生きていくんだ。それでいいんだ。


「・・門田マリさんですか・・?」


『・・・・はい・・・・。』


「セイズ署刑事課の星野と申します。」


『・・・・・・・。』


「この度はとんだ事で・・お察しします。」


『ありがとうございます・・。』


「ここだと人目に付くので、
場所を変えてもいいですか?」


『はい。』



きっと傍から見たら、

何も無い“空気”に対して警察手帳を見せて独り言を喋ってる、痛い警察官だろうな・・。


姿を見せてくれた門田さんを伴って、野次馬がいない近くの公園まで移動する。




「ここなら大丈夫でしょう。」


『・・・・・・・。
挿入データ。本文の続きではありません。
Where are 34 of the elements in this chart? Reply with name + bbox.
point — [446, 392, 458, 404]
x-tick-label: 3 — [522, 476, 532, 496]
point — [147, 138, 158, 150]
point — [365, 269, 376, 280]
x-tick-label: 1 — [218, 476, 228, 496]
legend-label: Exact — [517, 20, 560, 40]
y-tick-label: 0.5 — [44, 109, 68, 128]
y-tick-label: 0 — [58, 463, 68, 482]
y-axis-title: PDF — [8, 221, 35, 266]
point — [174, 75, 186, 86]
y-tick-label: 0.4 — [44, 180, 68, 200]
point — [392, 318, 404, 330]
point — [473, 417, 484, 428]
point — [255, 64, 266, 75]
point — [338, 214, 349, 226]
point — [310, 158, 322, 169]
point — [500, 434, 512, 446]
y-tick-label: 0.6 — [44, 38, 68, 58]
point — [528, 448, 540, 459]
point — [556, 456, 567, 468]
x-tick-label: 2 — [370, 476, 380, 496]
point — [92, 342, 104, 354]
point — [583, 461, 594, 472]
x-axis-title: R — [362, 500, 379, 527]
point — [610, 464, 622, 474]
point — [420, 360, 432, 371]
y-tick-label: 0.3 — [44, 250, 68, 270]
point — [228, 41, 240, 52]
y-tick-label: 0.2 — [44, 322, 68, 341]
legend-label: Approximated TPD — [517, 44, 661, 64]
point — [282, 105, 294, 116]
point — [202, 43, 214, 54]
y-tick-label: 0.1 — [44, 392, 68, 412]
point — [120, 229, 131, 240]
』


「何があったか、お話頂けますか?」


俯き加減で僕の後ろをついてきた門田さんの表情が更に暗くなった。

ギュッと握られたその両拳は震えている・・。



『鍵を・・かけ忘れたんです。』


「・・・・?」


『だから・・だから入ってきたんです!!』


「!?」


『気をつけてたのに・・。

絶対に・・鍵だけは忘れちゃいけなかったのに!!』


「ちょ、ちょっと落ち着きましょう。」


先ほどの絞り出すような声から一転、俯いたその顔が上がるとボリュームが上がった。